Thursday, October 23, 2008

CA's Gay Marriage Fight In Nevada

I woke up a little earlier than usual today and the local papers were a faster read than even they usually are today, so when I spotted a piece on the website of The Advocate about Mormons bankrolling the campaign to ban gay marriage in California and Arizona, I had a little time to do a little looking around.

As you may or may not know, the California Supreme Court earlier this year decided that gays and straights both have the right to marry under the state's constitution. That kicked off an effort known as Prop 8, which would re-ban same-sex marriage. It is now, according to this report, among the most expensive campaigns ever waged over a social issue. The latest poll shows the pro-gay side with a nice lead, but that comes after two polls that found the opposite. Who really knows. In Arizona, there's also a ballot measure out there. I don't know where that stands, but it's not as big a deal only because same-sex marriage isn't already legal right now there.

But Nevada is packed to the gills with Mormons. Rich ones. And so I wondered whether they were giving much to the California effort to keep gays from matrimony.

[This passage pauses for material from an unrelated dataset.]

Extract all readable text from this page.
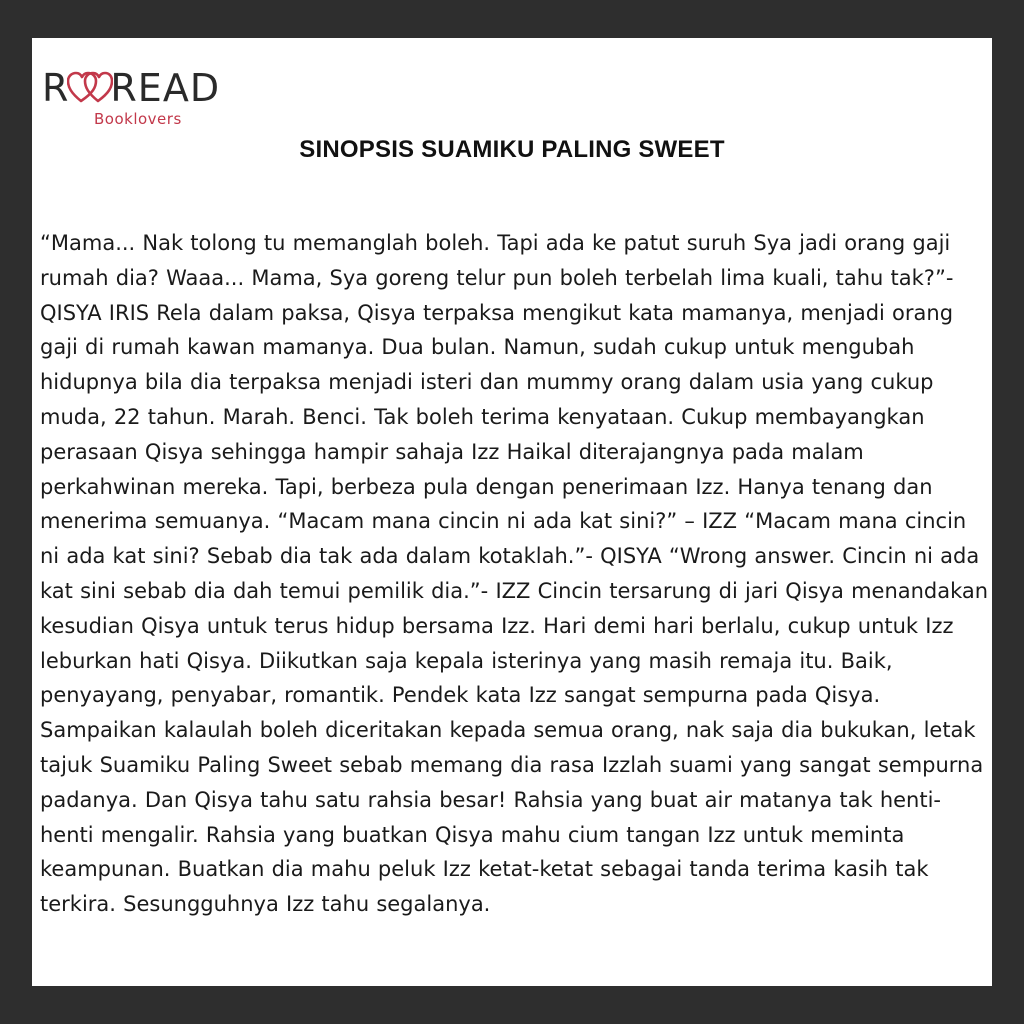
R READ
Booklovers
SINOPSIS SUAMIKU PALING SWEET
“Mama... Nak tolong tu memanglah boleh. Tapi ada ke patut suruh Sya jadi orang gaji rumah dia? Waaa... Mama, Sya goreng telur pun boleh terbelah lima kuali, tahu tak?”- QISYA IRIS Rela dalam paksa, Qisya terpaksa mengikut kata mamanya, menjadi orang gaji di rumah kawan mamanya. Dua bulan. Namun, sudah cukup untuk mengubah hidupnya bila dia terpaksa menjadi isteri dan mummy orang dalam usia yang cukup muda, 22 tahun. Marah. Benci. Tak boleh terima kenyataan. Cukup membayangkan perasaan Qisya sehingga hampir sahaja Izz Haikal diterajangnya pada malam perkahwinan mereka. Tapi, berbeza pula dengan penerimaan Izz. Hanya tenang dan menerima semuanya. “Macam mana cincin ni ada kat sini?” – IZZ “Macam mana cincin ni ada kat sini? Sebab dia tak ada dalam kotaklah.”- QISYA “Wrong answer. Cincin ni ada kat sini sebab dia dah temui pemilik dia.”- IZZ Cincin tersarung di jari Qisya menandakan kesudian Qisya untuk terus hidup bersama Izz. Hari demi hari berlalu, cukup untuk Izz leburkan hati Qisya. Diikutkan saja kepala isterinya yang masih remaja itu. Baik, penyayang, penyabar, romantik. Pendek kata Izz sangat sempurna pada Qisya. Sampaikan kalaulah boleh diceritakan kepada semua orang, nak saja dia bukukan, letak tajuk Suamiku Paling Sweet sebab memang dia rasa Izzlah suami yang sangat sempurna padanya. Dan Qisya tahu satu rahsia besar! Rahsia yang buat air matanya tak henti-henti mengalir. Rahsia yang buatkan Qisya mahu cium tangan Izz untuk meminta keampunan. Buatkan dia mahu peluk Izz ketat-ketat sebagai tanda terima kasih tak terkira. Sesungguhnya Izz tahu segalanya.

Turns out, a lot. Nevadans so far have given $48,750 to the anti-gay side and $17,860 to the pro-gay side. That's almost 3-to-1 against the gays. It's also interesting to note that each side had 52 donors, so the anti-gay folks are just giving more.

The records on this on the California Secretary of State's website showed some substantial donations to the anti-gay side, including a $5,000 donation from the Coalition For the Protection of Marriage in Nevada, a group behind the successful efforts in 2000 and 2002 to pass an initiative that wrote into the state constitution that marriage is only for heterosexuals. Western States Dental Equipment in Las Vegas gave $2,300, a retired Henderson woman named Mauretia Peterson gave $3,000, The X-Factor Systems LLC in Henderson gave $5,000, the Paradise Group in Las Vegas gave $3,000, JK Management Inc. gave $2,000, orthodontist John Griffiths gave $2,000 and Equity Group Management gave $2,000.

The pro-gay side was more modest. The two largest donations were $3,000 each, one from Harrah's VP Michael Weaver and another from Ken Smith, former board president for Las Vegas' Gay and Lesbian Community Center. Gwen Migita, who heads up Harrah's diversity efforts, gave $250. None of the other well-known gay activists in the state have evidently given a dime, even though many of them continue to flood my email box with campaign literature germane to Prop 8. That's kind of odd. Otherwise, the only other donations of more than $1,000 came from Kol Entertainment Corp of America in Carson City and Jane A. Leyland a NASA research engineer in Reno.

Nobody from MGM Mirage's corporate brass gave so far as I can tell, but Bellagio's head carpenter, Tracy Stark, gave $100 to save same-sex marriage.

The California gay-marriage issue is of interest and concern outside the Golden State partly because Nevada casino interests have said they hoped to grab a piece of the gay honeymooning pie and, also, because California allows couples from other states to marry there. Massachusetts, the only other state with legal marriage, only recently started allowing that as well.

There do seem to be other matters of concern to officials from Nevada gaming interests going on in California this election cycle. Among them:

* Station Casinos gave a total of $101,733 to a long list of California politicians, which makes sense since they have stakes in the Thunder Valley casino near Sacramento. Oddly, they gave $10,000 to the Democratic State Central Committee of California under their corporate name and $4,900 to the state's Republican Party under the label of Ultimate Fighting Championship. Both are owned by the Fertitta family.

* Terry Lanni, MGM CEO, gave $1,000 to elect Democrat Mark Ridley-Thomas, currently a state senator, to become an L.A. County supervisor. That's random, but he does have a home in the L.A. area.

* Gary Jacobs, MGM Mirage Executive VP, gave $1,600 to support passage of Prop 2, which would require more humane treatment of farm animals. That's nice.

* Sierra Pacific, the public power company based in Reno that just merged with Nevada Power to become NV Energy, gave $43,600 to various California politicians.

Oh! And this cracked me up. Two Tahoe-area ski resorts gave substantial sums to the California Snow Political Committee. I didn't know precipitation required lobbyists. I Googled and was unable to figure out what they do. They're pro-snow? Someone's gotta be, huh?


Anonymous said...

How much have you given Steve?

Judy and Dagmar Jenner said...

In spite of an economy-induced moratorium on political spending of any kind (which didn't last long), my husband (who is married to me, a girl, how traditional are we? :)) insisted that we give some money to the cause, and I was happy to oblige. I do feel very strongly about anyone having the right to marry anyone they choose.

Anonymous said...

How the LDS Church keeps it's IRS tax exempt status after this is beyond me.

If you openly lobby for legislation, to the point of asking for phone volunteers and donations, you should have your tax exempt status pulled.